When I was a child, my dad had one of those old-fashioned shaving razors where, to change the blade, you twisted the handle and two safety-brackets swiveled up to release the paper-thin, wickedly sharp blade. Sometimes, I would play with it, marveling at how something so thin and perfectly flexible could be so destructive when handled wrong or carelessly.
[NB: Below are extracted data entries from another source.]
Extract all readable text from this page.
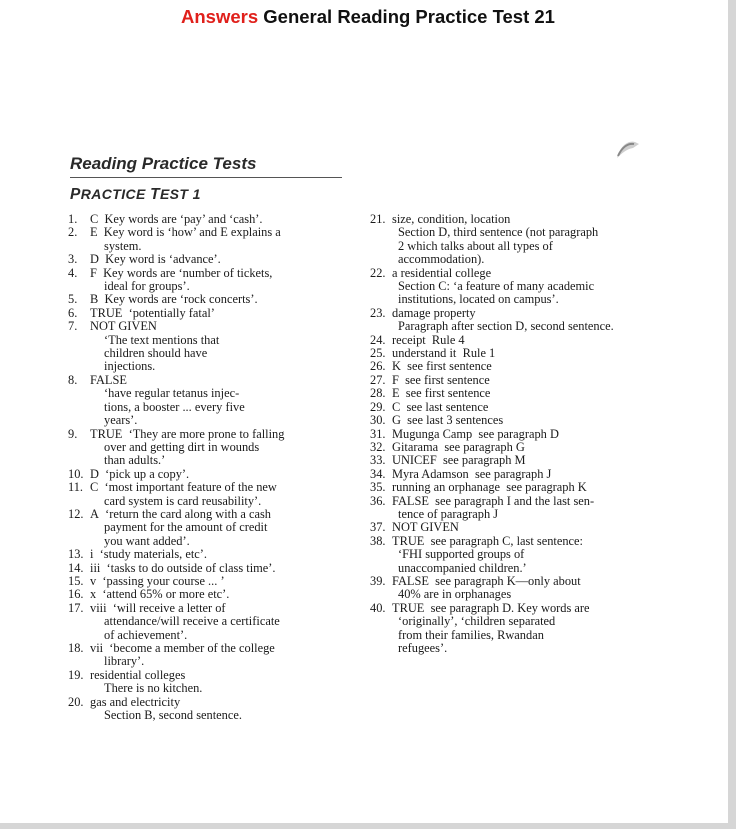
Answers General Reading Practice Test 21
Reading Practice Tests
PRACTICE TEST 1
1. C  Key words are ‘pay’ and ‘cash’.
2. E  Key word is ‘how’ and E explains a
system.
3. D  Key word is ‘advance’.
4. F  Key words are ‘number of tickets,
ideal for groups’.
5. B  Key words are ‘rock concerts’.
6. TRUE  ‘potentially fatal’
7. NOT GIVEN
‘The text mentions that
children should have
injections.
8. FALSE
‘have regular tetanus injec-
tions, a booster ... every five
years’.
9. TRUE  ‘They are more prone to falling
over and getting dirt in wounds
than adults.’
10. D  ‘pick up a copy’.
11. C  ‘most important feature of the new
card system is card reusability’.
12. A  ‘return the card along with a cash
payment for the amount of credit
you want added’.
13. i  ‘study materials, etc’.
14. iii  ‘tasks to do outside of class time’.
15. v  ‘passing your course ... ’
16. x  ‘attend 65% or more etc’.
17. viii  ‘will receive a letter of
attendance/will receive a certificate
of achievement’.
18. vii  ‘become a member of the college
library’.
19. residential colleges
There is no kitchen.
20. gas and electricity
Section B, second sentence.
21. size, condition, location
Section D, third sentence (not paragraph
2 which talks about all types of
accommodation).
22. a residential college
Section C: ‘a feature of many academic
institutions, located on campus’.
23. damage property
Paragraph after section D, second sentence.
24. receipt  Rule 4
25. understand it  Rule 1
26. K  see first sentence
27. F  see first sentence
28. E  see first sentence
29. C  see last sentence
30. G  see last 3 sentences
31. Mugunga Camp  see paragraph D
32. Gitarama  see paragraph G
33. UNICEF  see paragraph M
34. Myra Adamson  see paragraph J
35. running an orphanage  see paragraph K
36. FALSE  see paragraph I and the last sen-
tence of paragraph J
37. NOT GIVEN
38. TRUE  see paragraph C, last sentence:
‘FHI supported groups of
unaccompanied children.’
39. FALSE  see paragraph K—only about
40% are in orphanages
40. TRUE  see paragraph D. Key words are
‘originally’, ‘children separated
from their families, Rwandan
refugees’.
This week has been devastating in ways I never fathomed feeling as an American. There will be treatises and thesis written by people much smarter than me on what went wrong, and I cannot even begin to dig myself out yet from the avalanche- I don’t think anyone can see clearly yet what has been wrought. I have never been a doomsday predictor, nor a fan of apocalyptical thinking. As many have already said, this isn’t just that the candidate I favored lost- that’s happened to me many times. I have lived fairly and peacefully under presidents and congresses with whom I disagreed and under whose policies I protested. This however, feels different. Not just different in magnitude, but categorically.
I’m not going to wade into the weeds and I absolutely am not interested in argument. What I am doing is recording for my children where their mother stands. I see now that believing voting was enough was wrong. I see now that blind faith in the arc of justice being fair and finding its own way was wrong. I see now that complacency in my own comfortable life was wrong. I see now that the racism from which I was protected by the accident of my birth is an actual, real danger to my brothers and sisters. I see now that post-racial is a myth. I see now that I must not assume anything, but must purposely pop the bubble around myself and move into the world with purpose.
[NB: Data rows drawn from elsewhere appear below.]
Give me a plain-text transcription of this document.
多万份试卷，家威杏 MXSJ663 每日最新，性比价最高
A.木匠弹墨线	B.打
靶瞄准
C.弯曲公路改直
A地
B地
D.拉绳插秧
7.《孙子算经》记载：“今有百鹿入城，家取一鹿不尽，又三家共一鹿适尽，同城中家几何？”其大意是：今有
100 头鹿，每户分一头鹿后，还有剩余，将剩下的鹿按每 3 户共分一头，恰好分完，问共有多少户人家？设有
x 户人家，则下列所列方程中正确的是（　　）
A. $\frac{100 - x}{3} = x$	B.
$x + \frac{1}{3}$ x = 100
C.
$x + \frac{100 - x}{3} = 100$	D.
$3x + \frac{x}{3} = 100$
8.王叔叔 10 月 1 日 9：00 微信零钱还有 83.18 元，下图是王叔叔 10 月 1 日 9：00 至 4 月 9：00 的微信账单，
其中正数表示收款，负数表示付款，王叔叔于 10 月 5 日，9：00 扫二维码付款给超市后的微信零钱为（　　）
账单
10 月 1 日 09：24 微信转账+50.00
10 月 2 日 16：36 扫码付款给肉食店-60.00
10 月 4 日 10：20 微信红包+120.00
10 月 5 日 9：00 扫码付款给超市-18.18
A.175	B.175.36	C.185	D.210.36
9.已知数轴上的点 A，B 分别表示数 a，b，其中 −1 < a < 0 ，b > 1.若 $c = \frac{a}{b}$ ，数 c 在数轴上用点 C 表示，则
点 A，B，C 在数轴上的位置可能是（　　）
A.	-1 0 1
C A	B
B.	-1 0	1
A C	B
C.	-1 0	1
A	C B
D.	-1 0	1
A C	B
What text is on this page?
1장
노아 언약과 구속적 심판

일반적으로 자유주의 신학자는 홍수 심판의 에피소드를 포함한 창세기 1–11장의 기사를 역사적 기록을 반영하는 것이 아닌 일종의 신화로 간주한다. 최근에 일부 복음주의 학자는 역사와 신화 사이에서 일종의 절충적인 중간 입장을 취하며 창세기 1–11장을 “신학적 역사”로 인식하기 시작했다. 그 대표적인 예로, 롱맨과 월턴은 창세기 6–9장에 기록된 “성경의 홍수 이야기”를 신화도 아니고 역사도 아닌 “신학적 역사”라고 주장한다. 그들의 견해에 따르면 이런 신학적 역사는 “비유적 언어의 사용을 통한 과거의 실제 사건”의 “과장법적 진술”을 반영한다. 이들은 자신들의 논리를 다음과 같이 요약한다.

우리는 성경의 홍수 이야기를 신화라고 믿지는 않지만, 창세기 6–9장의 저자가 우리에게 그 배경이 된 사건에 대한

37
A black friend said to me, “You’re so surprised. We are not. We knew this.” and I realize how I and my other feminist friends have failed utterly to listen. Listen, listen, listen. My friend comforted me in my sorrow and fear- feelings with which she is far more familiar and acquainted than me, and I apologized. She told me it was not necessary to apologize, but to stand up, speak up, move forward with faith. This is dance she has been mastering the steps of for generations, and we would do well to pay attention to her voice, and the voices of all those who knew. Listen listen listen. And then move forward.
The ideas that constitute the American experiment are some of the finest 0f inspired human directives- e pluribus unum, liberty, justice and freedom for all in a pluralistic society. We’ve not moved in a straight line towards those goals, not ever- but the beliefs holding those ideals up have been our guiding principles for 240 years. We’ve failed before. We’ve hurt ourselves before, and we’ve healed. We’ve cut ourselves now pretty badly on the razor’s edge of our experiment, but we’re not broken. We just forgot how sharp the edges were in our complacency.
As best you can, bandage your wounds, roll up your sleeves. I will help. Lets get to work. I’ll be there with you.